Parmi les Objectifs d'Aichi 2011-2020 se trouvaient des actions chiffrées, comme "l'augmentation à 17% des zones terrestres et d’eaux intérieures conservées en zones protégées". C'est une réussite à ce niveau là : en 2020 le seuil de 18% va être franchi au niveau mondial. A l'inverse, de nombreux objectifs plus généraux mais très ambitieux, n'ont eux, pas été atteints du tout : "D’ici à 2020, l’extinction d’espèces menacées connues est évitée et leur état de conservation, en particulier de celles qui tombent le plus en déclin, est amélioré et maintenu." Malgré cet échec, le rapport précise que certaines mesures appliquées sur la planète ont tout de même permis d'éviter une accentuation de l'extinction des espèces.
Les ambitions déclarées en 2011 par les 168 pays membres de la CDB n'ont donc pas tenu leurs promesses, mais elles étaient très élevées — compte tenu du fonctionnement économique et politique mondial —, comme lorsque le rapport demande que "Les écosystèmes qui fournissent des services essentiels, en particulier l’eau et contribuent à la santé, aux moyens de subsistance et au bien-être", soient "restaurés et sauvegardés (…)"
Les accords commerciaux de libre échange du Mercosur, entre l'Union européenne et quatres pays d'Amérique latine (le Brésil, l'Argentine, l'Uruguay et le Paraguay) sont un très bon exemple de ces grands écarts entre politique économique et protection de la biodiversité : la hausse de 2 à 3% de la production de viande bovine dans ces pays provoquerait une accélération de la déforestation annuelle de l'ordre de 5%. Un rapport soulignant ce phénomène a été remis au Premier ministre français Jean Castex ce jeudi 17 septembre 2020. La France vient d'annoncer qu'elle ne signerait pas le traité… à cause des conséquences qu'il entraînerait en terme de déforestation.
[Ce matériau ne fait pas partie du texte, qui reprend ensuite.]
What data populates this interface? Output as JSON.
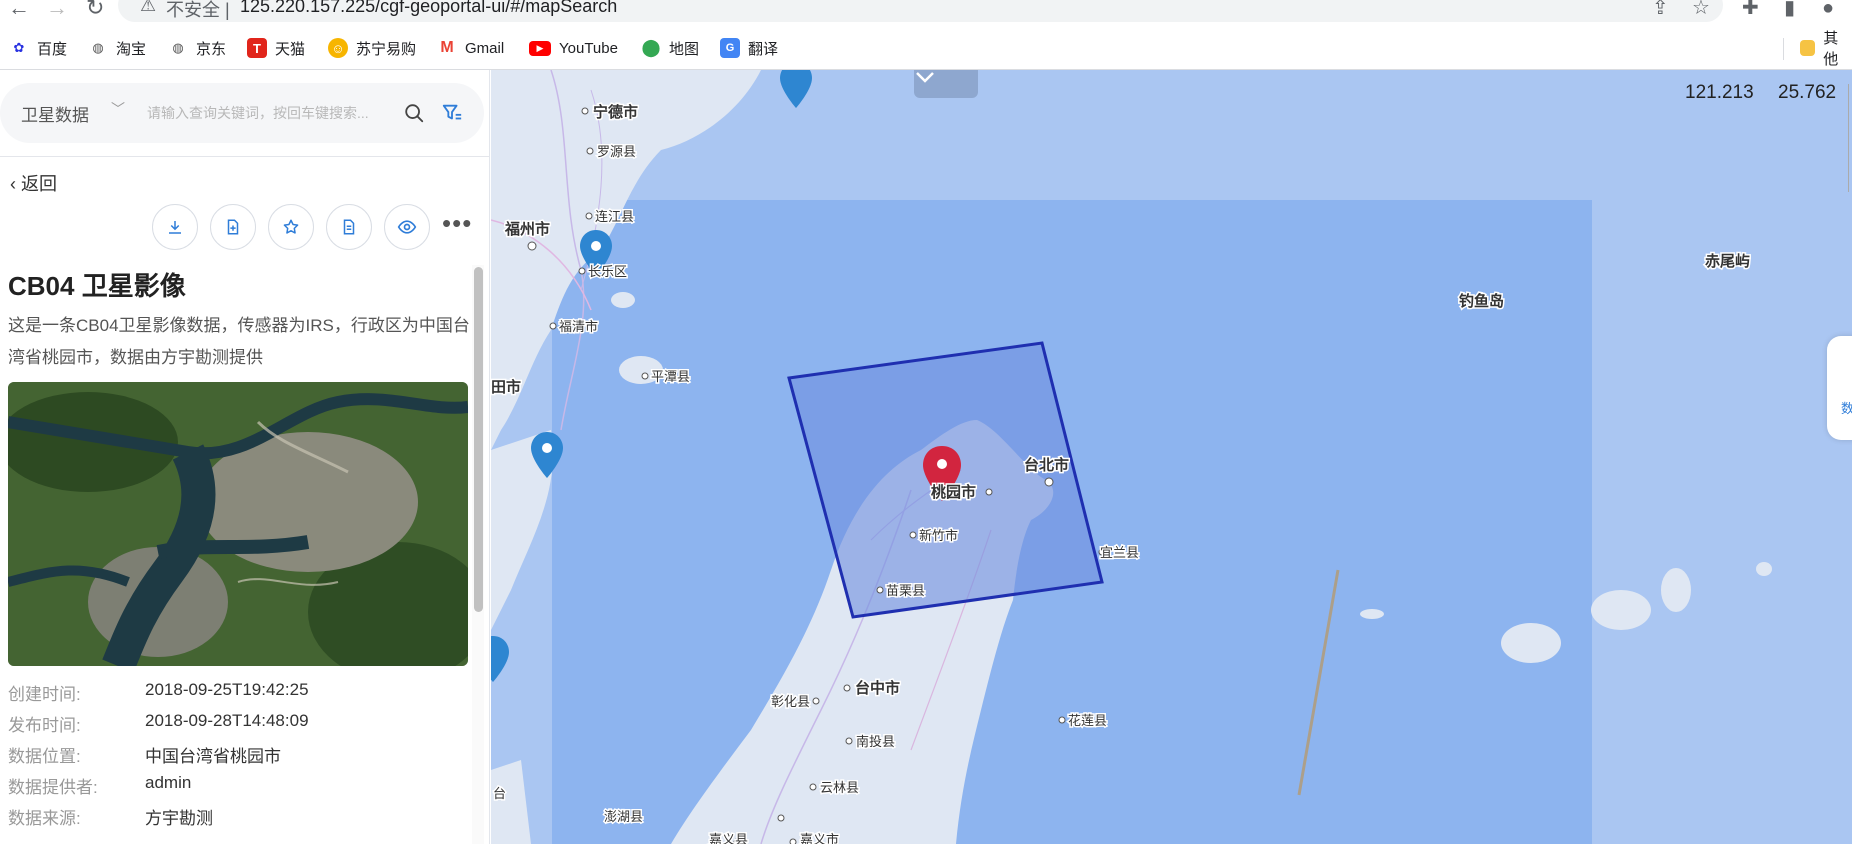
{
  "browser": {
    "insecure_label": "不安全 |",
    "url": "125.220.157.225/cgf-geoportal-ui/#/mapSearch",
    "bookmarks": [
      {
        "label": "百度",
        "icon": "baidu-icon",
        "color": "#2932e1"
      },
      {
        "label": "淘宝",
        "icon": "globe-icon",
        "color": "#555555"
      },
      {
        "label": "京东",
        "icon": "globe-icon",
        "color": "#555555"
      },
      {
        "label": "天猫",
        "icon": "tmall-icon",
        "color": "#e1251b"
      },
      {
        "label": "苏宁易购",
        "icon": "suning-icon",
        "color": "#f7b500"
      },
      {
        "label": "Gmail",
        "icon": "gmail-icon",
        "color": "#ea4335"
      },
      {
        "label": "YouTube",
        "icon": "youtube-icon",
        "color": "#ff0000"
      },
      {
        "label": "地图",
        "icon": "maps-pin-icon",
        "color": "#34a853"
      },
      {
        "label": "翻译",
        "icon": "translate-icon",
        "color": "#4285f4"
      }
    ],
    "other_bookmarks": "其他"
  },
  "panel": {
    "search": {
      "category": "卫星数据",
      "placeholder": "请输入查询关键词，按回车键搜索..."
    },
    "back_label": "返回",
    "title": "CB04 卫星影像",
    "description": "这是一条CB04卫星影像数据，传感器为IRS，行政区为中国台湾省桃园市，数据由方宇勘测提供",
    "meta": [
      {
        "key": "创建时间:",
        "value": "2018-09-25T19:42:25"
      },
      {
        "key": "发布时间:",
        "value": "2018-09-28T14:48:09"
      },
      {
        "key": "数据位置:",
        "value": "中国台湾省桃园市"
      },
      {
        "key": "数据提供者:",
        "value": "admin"
      },
      {
        "key": "数据来源:",
        "value": "方宇勘测"
      }
    ]
  },
  "map": {
    "coord_lon": "121.213",
    "coord_lat": "25.762",
    "side_label": "数",
    "labels": {
      "ningde": "宁德市",
      "luoyuan": "罗源县",
      "lianjiang": "连江县",
      "fuzhou": "福州市",
      "changle": "长乐区",
      "fuqing": "福清市",
      "pingtan": "平潭县",
      "putian": "田市",
      "taoyuan": "桃园市",
      "taibei": "台北市",
      "xinzhu": "新竹市",
      "yilan": "宜兰县",
      "miaoli": "苗栗县",
      "taizhong": "台中市",
      "zhanghua": "彰化县",
      "nantou": "南投县",
      "hualian": "花莲县",
      "yunlin": "云林县",
      "penghu": "澎湖县",
      "jiayi": "嘉义市",
      "jiayi_county": "嘉义县",
      "diaoyu": "钓鱼岛",
      "chiwei": "赤尾屿",
      "tai": "台"
    }
  }
}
En mai 2020, le Programme pour l'environnement de l'ONU (UNEP) et l'organisation pour l'agriculture et l'environnement (FAO) ont publié un autre rapport, intitulé "La situation des forêts dans le monde". Ce document a permis d'évaluer de nombreux aspects de la protection de la biodiversité contenus dans le rapport sur les objectifs d'Aichi, puisque cette dernière est étroitement liée à la conservation des forêts.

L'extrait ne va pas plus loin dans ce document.